Some days, we have the phrase ‘think out of
the box’ ringing in our ears, especially those of us who work in the
marketing and advertising fields. Whether we are working alone or in groups, it’s
an exhortation that is supposed to motivate us and help that elusive little
insight or idea appear magically out of nowhere.
Creative thinking is difficult to
pin down despite wonderful books like James Webb Young’s A Technique for
Producing Ideas. Everyone has come up with a great idea at some point but very
few can do this consistently. And in professions that rely on any form of
creative output, these few people are Gods that the mere mortals look up to
admiringly and hang around in the hope that something will rub off on them. The
Gods preside over meetings and reign supreme in group brainstorms, while the
mortals take notes and recycle words to express allegiance to one idea or
another or blasphemously hunt & kill those ideas that they can’t relate to.

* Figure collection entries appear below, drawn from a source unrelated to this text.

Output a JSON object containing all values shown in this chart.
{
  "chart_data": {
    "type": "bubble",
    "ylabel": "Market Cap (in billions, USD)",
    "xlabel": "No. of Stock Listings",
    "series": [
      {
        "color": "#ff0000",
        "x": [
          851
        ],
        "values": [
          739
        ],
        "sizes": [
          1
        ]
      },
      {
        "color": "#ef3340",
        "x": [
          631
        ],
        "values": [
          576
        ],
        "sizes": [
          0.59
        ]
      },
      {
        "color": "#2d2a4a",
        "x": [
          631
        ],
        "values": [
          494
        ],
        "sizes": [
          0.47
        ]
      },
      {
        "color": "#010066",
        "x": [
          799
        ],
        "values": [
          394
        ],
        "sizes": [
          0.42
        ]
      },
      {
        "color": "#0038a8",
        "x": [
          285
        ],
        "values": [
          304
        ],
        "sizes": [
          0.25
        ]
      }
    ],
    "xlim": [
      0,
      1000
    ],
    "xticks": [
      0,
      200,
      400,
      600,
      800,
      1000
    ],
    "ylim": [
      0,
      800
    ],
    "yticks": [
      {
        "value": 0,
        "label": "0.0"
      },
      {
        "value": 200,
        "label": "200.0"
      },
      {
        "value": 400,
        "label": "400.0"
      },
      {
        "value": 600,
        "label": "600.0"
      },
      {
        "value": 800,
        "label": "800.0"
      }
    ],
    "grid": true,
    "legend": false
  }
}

The problem, we are told, is that
the mortals are accustomed to boxes – those cubicles they have been assigned
and remain willingly confined to, while the Gods roam free in the spaces
between boxes. So are enslaving boxes the fate of the mortals and free spaces
the domain of the Gods?
Perhaps, the difference between
the Gods & the mortals is not what it’s made out to be. Both depend on the
existence of boxes and without those boxes, both would be equally lost.
Magic and logic, after all, are
the yin and the yang of creative thinking. The best creative people I have
worked with have always expressed a more than healthy respect for logic and the
best suits would be redundant if they were unable to appreciate & nurture
magic. It turns out that the Gods are not those who pretend the boxes don’t
matter, nor are they those who are afraid to venture out. The Gods see the
boxes as well as the spaces in between, they are able to hold both images in
their heads and create meaning.
The premise of ‘out of the box’
thinking rests on the existence of the box. If the box didn’t exist, there
would be nothing outside it or even inside, for that matter. The box
is the compass that shows the direction. The choice to follow it or to oppose
it is ours. And sometimes the best ideas can come by choosing to do both.